Esteri / Reportage
Beit Beirut, una casa per la memoria nel cuore del Libano
In un edificio della capitale dal significato storico, artistico e culturale, una mostra multidisciplinare inaugurata nel settembre scorso invita i libanesi a interrogarsi sul passato e parlare del futuro. Sembrava un’idea folle ma non per Mona Hallak, architetta e attivista per la conservazione del patrimonio artistico e culturale
Un parrucchiere e uno studio fotografico degli anni Sessanta. Una discoteca, un bar e una banca, arredati con uno stile dello stesso periodo. E poi immagini di un porto distrutto, di epoche diverse, circondate da video di manifestazioni di piazza, interagendo con un vortice di luci, suoni e musica.
Tutto ciò ha due cose in comune: la stessa città e lo stesso edificio. Si tratta dell’esibizione “Allo, Beirut?”, un tuffo multisensoriale nella storia della capitale del Libano, ospitata da Beit Beirut, gioiello architettonico e simbolo del travagliato passato del Paese.
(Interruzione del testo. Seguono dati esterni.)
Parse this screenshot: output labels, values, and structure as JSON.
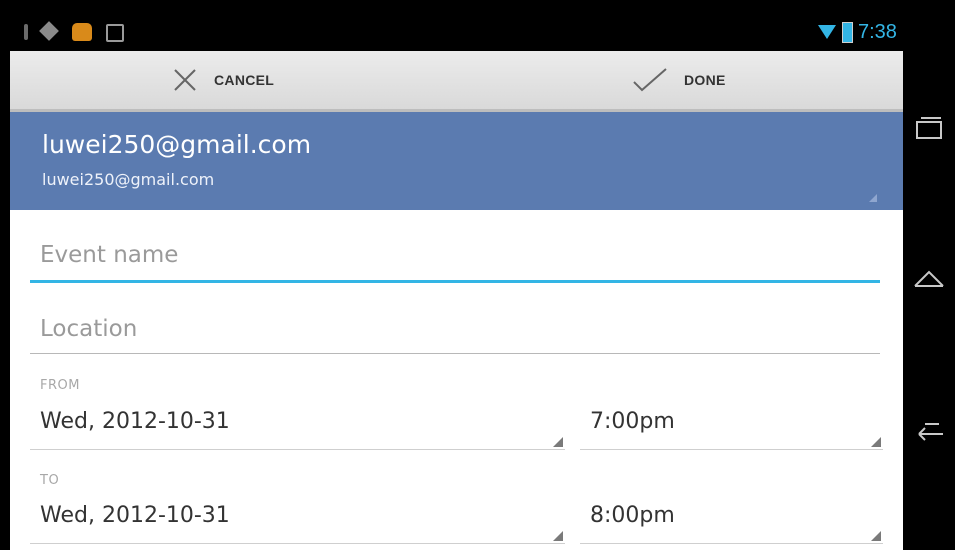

Costruito a inizio Novecento, l’edificio Barakat (dal nome della famiglia dei primi proprietari) si trova in un angolo dell’incrocio Sodeco, poco distante dal centro della città. In quel punto, durante la lunga guerra civile (tra il 1975 e il 1991) passava la famosa green line che divideva Beirut in due parti, chiamata così dalla vegetazione spontanea che aveva bonificato un lembo di terra che nessuno osava più calpestare. Divenuto un punto strategico per cecchini di fazioni opposte, l’edificio è sopravvissuto, non solo alla guerra, ma anche al periodo successivo, quando la politica decise di ricostruire fisicamente la nazione facendo tabula rasa di tutto ciò che ne rimaneva.
Allora fare dell’edificio Barakat un museo era considerata da molti un’idea folle, ma non per Mona Hallak, architetta e attivista per la conservazione del patrimonio artistico e culturale. Da poco laureata, si è imbattuta nell’edificio per la prima volta nel 1994. Stupita dalla sua bellezza, ha iniziato da subito un lavoro di ricerca sulle storie di chi vi avesse vissuto e lavorato, intravedendo speranza nel suo sofisticato mix architettonico di divisione e connessione. “L’edificio è una forte rappresentazione simbolica del Libano e di Beirut -racconta Hallak-, perché una connessione molto sottile ci unisce mentre continuiamo a vivere lungo le divisioni”. Da quel momento ha fatto tutto il possibile per salvarlo dalla demolizione e farla diventare appunto Beit Beirut, una “casa” per la città, un luogo intimo dove tutti i libanesi potessero ritrovarsi per costruire una memoria collettiva e sfidare l’amnesia del dopoguerra. Dopo anni di cadute e successi, il progetto “Allo, Beirut?”, il cui titolo risale all’omonima canzone di Sabah, iconica cantante libanese scomparsa pochi anni fa, sta concretizzando il sogno di Mona.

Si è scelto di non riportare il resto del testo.